Protein-coding gene in the species Homo sapiens

RanBP-type and C3HC4-type zinc finger-containing protein 1 (also known as HOIL-1) is a protein that in humans is encoded by the RBCK1 gene.

The protein encoded by this gene is similar to mouse UIP28/UbcM4 interacting protein. Alternative splicing has been observed at this locus, resulting in distinct isoforms.

HOIL-1 is an E3 ubiquitin ligase and a part of the linear ubiquitin chain assembly complex (LUBAC), the only known ubiquitin ligase generating linear (Met1) polyubiquitin linkages. Although HOIL-1 isn’t responsible for the linear ubiquitin generation, it is a necessary component of LUBAC and ensures its proper assembly and function. Unlike most E3 ubiquitin ligases, HOIL-1 is able to catalyze oxyester bond formation between the C-terminus of a ubiquitin monomer and Ser/Thr of a different protein. This recently discovered function of HOIL-1 has so far been described in the context of MyD88 signaling. Additionally, a catalytically inactive mutant of HOIL-1 (HOIL-1^{C458S}) led to prolonged IKK activation and increase of inflammatory cytokine production by cytotoxic T cells. The proposed mechanism is that the ester-linked ubiquitin chains limit the size of isopeptide-linked (K63 and/or M1) ubiquitin chains.
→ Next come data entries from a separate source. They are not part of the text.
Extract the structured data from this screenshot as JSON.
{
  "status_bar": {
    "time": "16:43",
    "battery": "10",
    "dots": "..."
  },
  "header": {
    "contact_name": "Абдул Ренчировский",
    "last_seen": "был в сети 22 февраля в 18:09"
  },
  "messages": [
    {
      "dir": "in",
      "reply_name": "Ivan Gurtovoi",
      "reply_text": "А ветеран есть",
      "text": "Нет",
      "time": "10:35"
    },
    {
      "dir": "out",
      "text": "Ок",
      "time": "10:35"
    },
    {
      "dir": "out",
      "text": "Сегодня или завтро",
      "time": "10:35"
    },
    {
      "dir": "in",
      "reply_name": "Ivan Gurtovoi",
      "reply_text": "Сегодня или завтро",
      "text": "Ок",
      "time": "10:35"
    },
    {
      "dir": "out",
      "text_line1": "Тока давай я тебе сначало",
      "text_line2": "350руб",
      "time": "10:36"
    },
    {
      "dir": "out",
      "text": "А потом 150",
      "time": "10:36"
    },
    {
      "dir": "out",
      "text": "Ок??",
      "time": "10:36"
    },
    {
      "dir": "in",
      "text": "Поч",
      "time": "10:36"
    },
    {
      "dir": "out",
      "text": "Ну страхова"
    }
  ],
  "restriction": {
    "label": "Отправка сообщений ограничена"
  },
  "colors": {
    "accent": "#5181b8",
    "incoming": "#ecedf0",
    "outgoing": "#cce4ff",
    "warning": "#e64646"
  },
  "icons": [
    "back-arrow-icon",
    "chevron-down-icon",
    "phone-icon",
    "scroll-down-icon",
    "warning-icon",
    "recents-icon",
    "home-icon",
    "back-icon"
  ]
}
== Clinical significance ==

A family quartet was found with two children, both affected with a previously unreported disease, characterized by progressive muscular weakness and cardiomyopathy, with normal intelligence. During the course of the study, one additional unrelated patient was found with a comparable phenotype. From whole-genome sequence data, RBCK1, a gene encoding an E3 ubiquitin-protein ligase, was identified as the most likely candidate gene, with two protein-truncating mutations in probands in the first family. Sanger sequencing identified a private homozygous splice variant in RBCK1 in the proband in the second family, yet single-nucleotide polymorphism (SNP) genotyping revealed a 1.2Mb copy-neutral region of homozygosity covering RBCK1. RNA-Seq confirmed aberrant splicing of RBCK1 transcripts, resulting in truncated protein products. Ten other individuals with mutations in RBCK1 and overlapping phenotypes have been identified.